The deleterious effects of the middle-class flight from public schools – a flight that our education policies have allowed and encouraged – creates all the problems that accompany the absence of what sociologists call “cross-fertilisation”. Friendships across the divides of class (and ethnicity, culture, gender and ability) is what makes and sustains a civic community. Walling kids with means inside bubbles of privilege generates entitled adults whose relationship with most people’s lived realities is entirely abstract – which may not be the best launching pad for these students’ future clients, patients and customers.
As the middle-class flees public schools, plenty who can’t afford to do so are being swept along. It turns out that only half of all private school fees are paid out of disposable income. The other half gets paid any way people can: credit cards, personal loans, mortgage redraws. NAB’s venture capital fund launched Edstart last year as a kind of Afterpay for school fees.
Private schools may offer “school choice”, but there’s nothing democratic about them. The state high school I could’ve gone to – which has one oval and no swimming pools – takes up half the space and caters for 40 per cent more students than the “independent secondary college” I attended. My tertiary entrance ranking may have been about five points lower (based on published studies) and I wouldn’t have captained a First XI, but I’d still have sailed into the same university course and I’d still never have played cricket for Australia. Curriculum is standardized. How on earth is it that we’re collectively comfortable with locking up enormous tracts of land amid a chronic housing crisis so that the children of society’s decision-makers can be shielded from the social consequences of their decisions?

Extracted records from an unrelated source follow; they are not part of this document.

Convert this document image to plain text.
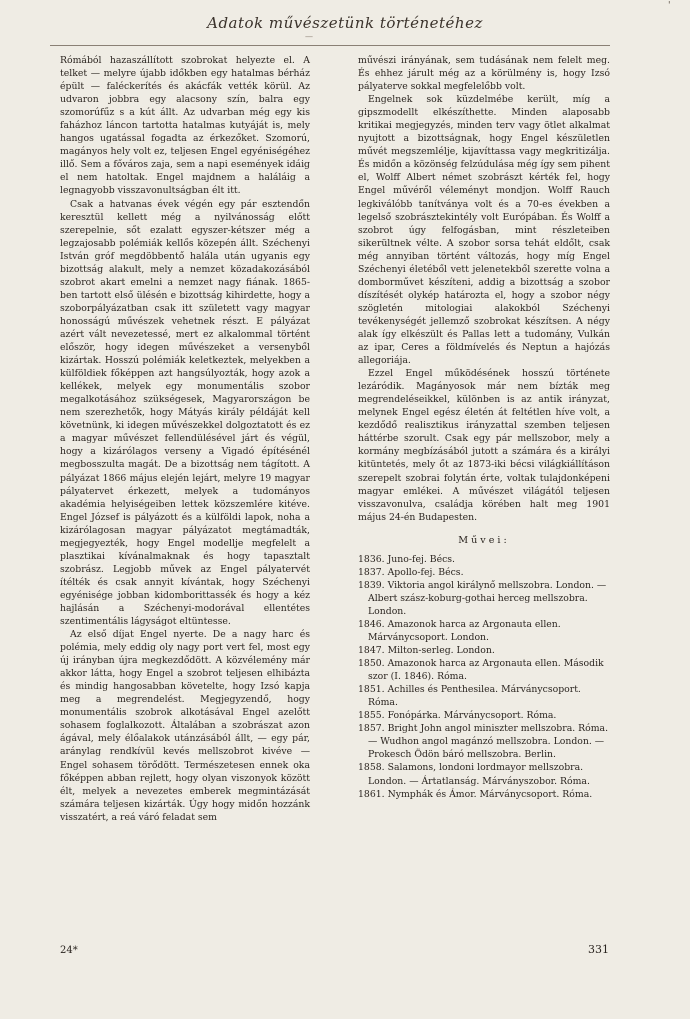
'
Adatok művészetünk történetéhez
—

Rómából hazaszállított szobrokat helyezte el. A telket — melyre újabb időkben egy hatalmas bérház épült — faléckerítés és akácfák vették körül. Az udvaron jobbra egy alacsony szín, balra egy szomorúfűz s a kút állt. Az udvarban még egy kis faházhoz láncon tartotta hatalmas kutyáját is, mely hangos ugatással fogadta az érkezőket. Szomorú, magányos hely volt ez, teljesen Engel egyéniségéhez illő. Sem a főváros zaja, sem a napi események idáig el nem hatoltak. Engel majdnem a haláláig a legnagyobb visszavonultságban élt itt.

Csak a hatvanas évek végén egy pár esztendőn keresztül kellett még a nyilvánosság előtt szerepelnie, sőt ezalatt egyszer-kétszer még a legzajosabb polémiák kellős közepén állt. Széchenyi István gróf megdöbbentő halála után ugyanis egy bizottság alakult, mely a nemzet közadakozásából szobrot akart emelni a nemzet nagy fiának. 1865-ben tartott első ülésén e bizottság kihirdette, hogy a szoborpályázatban csak itt született vagy magyar honosságú művészek vehetnek részt. E pályázat azért vált nevezetessé, mert ez alkalommal történt először, hogy idegen művészeket a versenyből kizártak. Hosszú polémiák keletkeztek, melyekben a külföldiek főképpen azt hangsúlyozták, hogy azok a kellékek, melyek egy monumentális szobor megalkotásához szükségesek, Magyarországon be nem szerezhetők, hogy Mátyás király példáját kell követnünk, ki idegen művészekkel dolgoztatott és ez a magyar művészet fellendülésével járt és végül, hogy a kizárólagos verseny a Vigadó építésénél megbosszulta magát. De a bizottság nem tágított. A pályázat 1866 május elején lejárt, melyre 19 magyar pályatervet érkezett, melyek a tudományos akadémia helyiségeiben lettek közszemlére kitéve. Engel József is pályázott és a külföldi lapok, noha a kizárólagosan magyar pályázatot megtámadták, megjegyezték, hogy Engel modellje megfelelt a plasztikai kívánalmaknak és hogy tapasztalt szobrász. Legjobb művek az Engel pályatervét ítélték és csak annyit kívántak, hogy Széchenyi egyénisége jobban kidomborittassék és hogy a kéz hajlásán a Széchenyi-modorával ellentétes szentimentális lágyságot eltüntesse.

Az első díjat Engel nyerte. De a nagy harc és polémia, mely eddig oly nagy port vert fel, most egy új irányban újra megkezdődött. A közvélemény már akkor látta, hogy Engel a szobrot teljesen elhibázta és mindig hangosabban követelte, hogy Izsó kapja meg a megrendelést. Megjegyzendő, hogy monumentális szobrok alkotásával Engel azelőtt sohasem foglalkozott. Általában a szobrászat azon ágával, mely élőalakok utánzásából állt, — egy pár, aránylag rendkívül kevés mellszobrot kivéve — Engel sohasem törődött. Természetesen ennek oka főképpen abban rejlett, hogy olyan viszonyok között élt, melyek a nevezetes emberek megmintázását számára teljesen kizárták. Úgy hogy midőn hozzánk visszatért, a reá váró feladat sem

művészi irányának, sem tudásának nem felelt meg. És ehhez járult még az a körülmény is, hogy Izsó pályaterve sokkal megfelelőbb volt.

Engelnek sok küzdelmébe került, míg a gipszmodellt elkészíthette. Minden alaposabb kritikai megjegyzés, minden terv vagy ötlet alkalmat nyujtott a bizottságnak, hogy Engel készületlen művét megszemlélje, kijavíttassa vagy megkritizálja. És midőn a közönség felzúdulása még így sem pihent el, Wolff Albert német szobrászt kérték fel, hogy Engel művéről véleményt mondjon. Wolff Rauch legkiválóbb tanítványa volt és a 70-es években a legelső szobrásztekintély volt Európában. És Wolff a szobrot úgy felfogásban, mint részleteiben sikerültnek vélte. A szobor sorsa tehát eldőlt, csak még annyiban történt változás, hogy míg Engel Széchenyi életéből vett jelenetekből szerette volna a domborművet készíteni, addig a bizottság a szobor díszítését olykép határozta el, hogy a szobor négy szögletén mitologiai alakokból Széchenyi tevékenységét jellemző szobrokat készítsen. A négy alak így elkészült és Pallas lett a tudomány, Vulkán az ipar, Ceres a földmívelés és Neptun a hajózás allegoriája.

Ezzel Engel működésének hosszú története lezáródik. Magányosok már nem bízták meg megrendeléseikkel, különben is az antik irányzat, melynek Engel egész életén át feltétlen híve volt, a kezdődő realisztikus irányzattal szemben teljesen háttérbe szorult. Csak egy pár mellszobor, mely a kormány megbízásából jutott a számára és a királyi kitüntetés, mely őt az 1873-iki bécsi világkiállításon szerepelt szobrai folytán érte, voltak tulajdonképeni magyar emlékei. A művészet világától teljesen visszavonulva, családja körében halt meg 1901 május 24-én Budapesten.

Művei:

1836. Juno-fej. Bécs.

1837. Apollo-fej. Bécs.

1839. Viktoria angol királynő mellszobra. London. — Albert szász-koburg-gothai herceg mellszobra. London.

1846. Amazonok harca az Argonauta ellen. Márványcsoport. London.

1847. Milton-serleg. London.

1850. Amazonok harca az Argonauta ellen. Második szor (I. 1846). Róma.

1851. Achilles és Penthesilea. Márványcsoport. Róma.

1855. Fonópárka. Márványcsoport. Róma.

1857. Bright John angol miniszter mellszobra. Róma. — Wudhon angol magánzó mellszobra. London. — Prokesch Ödön báró mellszobra. Berlin.

1858. Salamons, londoni lordmayor mellszobra. London. — Ártatlanság. Márványszobor. Róma.

1861. Nymphák és Ámor. Márványcsoport. Róma.

24*	331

The flight to private schools hasn’t arrested Australia’s declining performance on international student assessment indicators. Indeed, given that government schools recorded slower declines than non-government schools between 2009 and 2018, it may well have contributed to it. When Sweden introduced private schools under the rubric of “school choice”, its own very high student-assessment scores began to plummet. What private schools do contribute to, beyond any doubt, is a deepening democratic deficit. Each child who skips public schooling is one less family invested in its success, and one more family who learns that its consumer choices are more important than the basic needs of other families who can’t afford to make them.
It’s abundantly clear that Australia’s private schools don’t need public funding. If we’re really serious about seeing “the big picture”, though, we should insist that Australia doesn’t need private schools at all.